Every night, no matter how late her shift ran, she’d come home and check on me, sitting on my bed to hear about my day. On good weeks, we’d go to the movies or the park. On bad weeks, we’d camp out on the couch with blankets and watch terrible reality TV.

She never once complained about the cost. Insurance covered most of my treatment, but there were still expenses. Co-pays, medications, special food supplies. Rachel’s house was small and modest, and I later learned she’d taken out a second mortgage to cover some of the costs. She never told me that at the time. She just made sure I had everything I needed.

6 months into my treatment, Rachel sat me down at the kitchen table with a serious expression.

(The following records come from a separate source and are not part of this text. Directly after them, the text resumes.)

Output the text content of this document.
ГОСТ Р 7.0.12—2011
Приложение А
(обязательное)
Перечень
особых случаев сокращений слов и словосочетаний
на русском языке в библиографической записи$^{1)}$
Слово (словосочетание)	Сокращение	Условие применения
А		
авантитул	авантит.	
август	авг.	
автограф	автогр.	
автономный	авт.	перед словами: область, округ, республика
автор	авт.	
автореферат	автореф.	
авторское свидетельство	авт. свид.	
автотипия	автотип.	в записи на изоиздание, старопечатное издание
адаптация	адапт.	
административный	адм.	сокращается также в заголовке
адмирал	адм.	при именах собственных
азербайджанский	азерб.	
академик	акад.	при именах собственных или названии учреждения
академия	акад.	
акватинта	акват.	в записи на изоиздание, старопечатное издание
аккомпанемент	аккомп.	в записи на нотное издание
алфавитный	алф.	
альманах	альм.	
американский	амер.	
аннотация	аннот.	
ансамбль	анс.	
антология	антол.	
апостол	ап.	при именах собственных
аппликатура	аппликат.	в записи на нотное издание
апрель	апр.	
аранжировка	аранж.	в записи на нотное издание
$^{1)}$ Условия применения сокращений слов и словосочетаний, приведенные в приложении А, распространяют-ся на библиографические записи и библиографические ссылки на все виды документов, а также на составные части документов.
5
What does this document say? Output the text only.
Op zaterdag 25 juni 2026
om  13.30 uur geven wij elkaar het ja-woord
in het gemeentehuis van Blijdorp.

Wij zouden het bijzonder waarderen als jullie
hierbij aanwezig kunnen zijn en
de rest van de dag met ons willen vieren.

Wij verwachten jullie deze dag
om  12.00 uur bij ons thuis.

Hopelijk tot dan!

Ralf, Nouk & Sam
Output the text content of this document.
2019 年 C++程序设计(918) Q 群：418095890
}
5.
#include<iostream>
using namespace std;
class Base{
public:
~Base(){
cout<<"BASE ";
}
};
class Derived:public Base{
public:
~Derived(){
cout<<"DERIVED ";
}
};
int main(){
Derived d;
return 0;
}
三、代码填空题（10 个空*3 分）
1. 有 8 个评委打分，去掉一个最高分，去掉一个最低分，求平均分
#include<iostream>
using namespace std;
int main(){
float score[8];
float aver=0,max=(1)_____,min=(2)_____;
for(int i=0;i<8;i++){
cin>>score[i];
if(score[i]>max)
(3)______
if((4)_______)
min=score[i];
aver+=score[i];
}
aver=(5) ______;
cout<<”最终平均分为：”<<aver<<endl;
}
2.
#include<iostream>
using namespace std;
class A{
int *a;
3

“Sarah, I need to ask you something important.”

My heart sank. Was she sending me back to foster care? Had she changed her mind?

“I want to adopt you legally, permanently. Not just foster care. I want you to be my daughter. My real daughter. Would that be okay with you?”

I couldn’t speak. I just nodded and cried, and Rachel cried, too, and we held each other in that kitchen until Pancake the cat got jealous and demanded attention.

The adoption process took another four months, but on my 14th birthday, I officially became Sarah Torres. Rachel threw a small party with some of her friends and a few kids I’d met through the hospital’s support group. We ate chocolate cake. I was having a good week and could actually keep food down. And Rachel gave me a necklace with a pendant that had both our initials intertwined.

“You’re mine now,” she said, fastening it around my neck. “Forever.”